Alfred Kazin's Journals

…Yet one of the many revelations in Kazin’s journals, published now for the first time, is the sense they impart of how ill at ease — how tender, how easily wounded, how roiled — he was behind his bluff cosmopolitan mien. “I could weep when I realize how much time I waste,” he confided in a 1948 entry, because of “my anxiety, my useless shadow-boxing with the imaginary censure and rejection by others.”

Anxiety could curdle into rage. “I am poisoned,” he writes, by “hatred of others […] who are ‘better,’ more efficient, who do not flatter and love me unceasingly.” He says, “I am a critic-teacher-authority to so many, but to myself, a raging id, a volcano of passions.”

Those passions — for sex, for novels, for ideas, for talk, for city life — spill from “Alfred Kazin’s Journals,” edited by his biographer, Richard M. Cook. This is a remarkable book, easily one of the great diaries and moral documents of the past American century. What it lacks in cohesiveness it makes up in its frankness, its quick-pivoting angularities. Kazin dismisses his journal at one point as a “disorderly pile of shavings.” That disorder only adds to its amplitude.

Journal keeping, for Kazin, was a ritual. He wrote regularly in his for more than half a century, and it ultimately ran to more than 7,000 pages. “Alfred Kazin’s Journals” represents about one-sixth of that total. Kazin has mined some of this material before, heavily editing and rewriting a bit of it for his book “A Lifetime Burning in Every Moment: From the Journals of Alfred Kazin” (1996). But this is the first time this writing has been seen in its original form. Kazin was deeply chagrined, Mr. Cook writes, that he was unable to see them published during his lifetime.

The entries in “Alfred Kazin’s Journals” — the first from 1933, the last from 1998, only a few months before his death — cover an enormous amount of ground: his development as a reader and critic; his lifelong consideration of his lodestar American writers (Emerson, Thoreau, Melville and Whitman); his four marriages; his shifting sense of his own Jewishness; and his reactions to world events, from Pearl Harbor through his loathing of Ronald Reagan.

Kazin’s libido pokes out of this material like a submarine telescope and is the source of much of this book’s humor and slanting sunshine. Kazin loved the “fantastic sensuality of New York” and could hardly walk a block without registering the aesthetic dimensions of his own cravings. He loved “the blousy half-nakedness of the girls in the streets,” the “faint drops of sweat on their lips,” the “breasts and hot purple mouths of the Bergdorf Goodman women.”
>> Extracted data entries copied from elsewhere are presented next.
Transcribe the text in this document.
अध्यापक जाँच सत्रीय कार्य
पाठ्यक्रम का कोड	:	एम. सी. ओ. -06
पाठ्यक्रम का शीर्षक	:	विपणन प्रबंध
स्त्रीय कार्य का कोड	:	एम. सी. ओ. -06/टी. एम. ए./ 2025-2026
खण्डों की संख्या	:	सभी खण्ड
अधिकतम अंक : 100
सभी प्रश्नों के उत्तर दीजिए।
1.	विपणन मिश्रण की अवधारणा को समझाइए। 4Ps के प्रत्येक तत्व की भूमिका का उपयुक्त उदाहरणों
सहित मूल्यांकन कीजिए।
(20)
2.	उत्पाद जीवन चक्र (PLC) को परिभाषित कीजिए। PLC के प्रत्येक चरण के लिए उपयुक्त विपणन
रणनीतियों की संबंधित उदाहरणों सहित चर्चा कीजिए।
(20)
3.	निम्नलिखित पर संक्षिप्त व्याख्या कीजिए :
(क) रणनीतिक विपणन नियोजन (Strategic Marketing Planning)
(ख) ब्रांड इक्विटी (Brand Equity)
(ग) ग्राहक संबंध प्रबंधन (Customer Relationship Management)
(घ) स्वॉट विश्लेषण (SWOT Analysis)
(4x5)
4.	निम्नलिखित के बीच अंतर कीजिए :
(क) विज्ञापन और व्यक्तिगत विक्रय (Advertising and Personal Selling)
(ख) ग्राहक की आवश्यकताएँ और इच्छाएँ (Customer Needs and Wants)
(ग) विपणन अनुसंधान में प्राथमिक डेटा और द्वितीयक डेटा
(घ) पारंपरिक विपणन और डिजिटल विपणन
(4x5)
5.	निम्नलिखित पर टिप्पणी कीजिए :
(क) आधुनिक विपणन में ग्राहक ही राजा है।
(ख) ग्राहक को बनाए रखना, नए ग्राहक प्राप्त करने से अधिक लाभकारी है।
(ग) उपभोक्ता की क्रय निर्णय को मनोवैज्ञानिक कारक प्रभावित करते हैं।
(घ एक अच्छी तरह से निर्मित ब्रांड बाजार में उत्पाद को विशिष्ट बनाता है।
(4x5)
His need for sex haunted him; it swamped him. He had many affairs during his marriages, and he berated himself for his promiscuity. There’s earthy comedy, though, in the way even married women threw themselves at him. “This unbelievable availability of women,” he wrote in 1968. “I have the spark for many of them — Miss Baker runs in and out of my office crying ‘I love you!’ “

Kazin’s journals, packed with couplings, are also packed with deft and often acid portraits of his contemporaries. He detects a “fatal particle of vulgarity” in Irving Howe; he dislikes the “specious ‘reasonableness’ “ of Lionel Trilling’s prose. Norman Podhoretz has a “brutal, little mind.” About Harold Brodkey he says, “You wanted to kill him for letting his misery wash all over you.” He’s suspicious of the chic young Susan Sontag; in 1978 he refers to Ruth Bader Ginsburg, the future Supreme Court justice, as “duck face.” John Cheever is “the performer,” J. D. Salinger “the cute child,” John Updike “the professional.”

There’s this excellent line about his sometime friend Saul Bellow: “Saul: who like a precious jewel may let himself be handled, but who is impermeable.” There’s a wonderful riff on Elizabeth Bishop’s hair. It “rises electrically up her head” and “seems to shoot up straight, connected node to node by sparks.” He writes, “That upsweeping electric hair is the poet’s helmet, his rooster comb.” He has a funny way of turning names into mock-titles: “Murray the Kempton,” “Gordon the Lish.”